As well as these more traditional challenges, companies in the food business are also increasingly having to consider the environmental impact of their cold transport supply chain.
The environmental challenges posed by the cold transport supply chain are twofold. The first of these is food waste. With an estimated 50% of food being wasted between farm and fork, food waste is a huge global challenge. Around 200 tonnes of this wasted food is thought to be lost due to cooling limitations in the supply chain; this loss is equivalent to almost twice the land area of Australia and contributes more than three billion tonnes of carbon dioxide to the atmosphere.
The second, but just as pressing, threat is the carbon emissions generated by the refrigerated transport itself, with experts predicting that reliance on artificial cooling could be responsible for around 13% of the world’s CO2 emissions by 2030 – a figure that is likely to cause significant logistical and political challenges.
With temperature controlled transport so crucial to the international food trade, and with climate change an ever-growing concern, it’s vital for the industry that these issues are addressed and resolved.
Finding solutions to these problems is the focus of the first global ‘clean-cold’ congress, which will be held in April at the University of Birmingham. With over 100 predicted attendees from across the energy efficiency, cooling and political sectors, this two day event aims to address the key challenges posed by the changing nature of artificial cooling demand across the globe.

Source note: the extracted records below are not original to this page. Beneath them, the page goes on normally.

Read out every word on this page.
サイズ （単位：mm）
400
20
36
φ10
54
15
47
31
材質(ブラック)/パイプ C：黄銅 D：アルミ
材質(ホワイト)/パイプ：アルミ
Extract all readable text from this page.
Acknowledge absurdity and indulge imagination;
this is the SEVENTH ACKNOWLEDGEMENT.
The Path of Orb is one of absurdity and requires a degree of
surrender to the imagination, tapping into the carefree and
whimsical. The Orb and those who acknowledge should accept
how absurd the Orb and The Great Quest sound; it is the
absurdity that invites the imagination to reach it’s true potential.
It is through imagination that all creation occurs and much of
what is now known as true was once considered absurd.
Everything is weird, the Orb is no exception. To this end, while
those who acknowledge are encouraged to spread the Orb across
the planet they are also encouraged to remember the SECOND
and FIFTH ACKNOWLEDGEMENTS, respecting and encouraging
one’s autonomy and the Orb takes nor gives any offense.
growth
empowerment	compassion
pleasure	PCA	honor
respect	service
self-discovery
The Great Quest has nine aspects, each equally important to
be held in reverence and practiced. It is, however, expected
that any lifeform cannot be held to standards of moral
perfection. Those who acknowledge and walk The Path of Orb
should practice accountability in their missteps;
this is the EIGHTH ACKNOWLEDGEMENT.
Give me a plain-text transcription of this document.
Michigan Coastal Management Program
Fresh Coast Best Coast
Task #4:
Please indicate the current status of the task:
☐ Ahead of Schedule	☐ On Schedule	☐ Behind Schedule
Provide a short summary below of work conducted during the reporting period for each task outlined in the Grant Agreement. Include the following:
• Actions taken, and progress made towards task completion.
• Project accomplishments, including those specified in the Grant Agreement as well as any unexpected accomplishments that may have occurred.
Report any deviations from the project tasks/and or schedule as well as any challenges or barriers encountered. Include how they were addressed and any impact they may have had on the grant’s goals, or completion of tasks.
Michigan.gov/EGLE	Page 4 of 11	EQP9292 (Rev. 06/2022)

Experts and decision makers in this field will explore how the industry can tackle post-harvest food loss, as well as investigating how the cold transport supply chain can benefit from more sustainable approaches. As well as discussing the challenges, the event will also act as a forum to examine potential opportunities and greener solutions, looking to both existing and future projects for inspiration. In particular, organisers will be hoping to hear about clean cooling initiatives, and will be expecting attendees to work together and share examples of best practice in order to come up with creative answers to the challenges of sustainable cooling.
Pawanexh Kohli, a keynote speaker at the conference and Chief Executive of the National Centre for Cold-chain Development in India, emphasised the importance of cold transport, and the need for joint working and new ideas.
“Refrigerated logistics is critical to managing our food resources, expanding market frontiers and reducing food loss.
At the same time, we also need to reduce the impact of our logistics on our environment, and that requires international collaboration.
We need innovation today, to develop the sustainable cold chain of tomorrow.”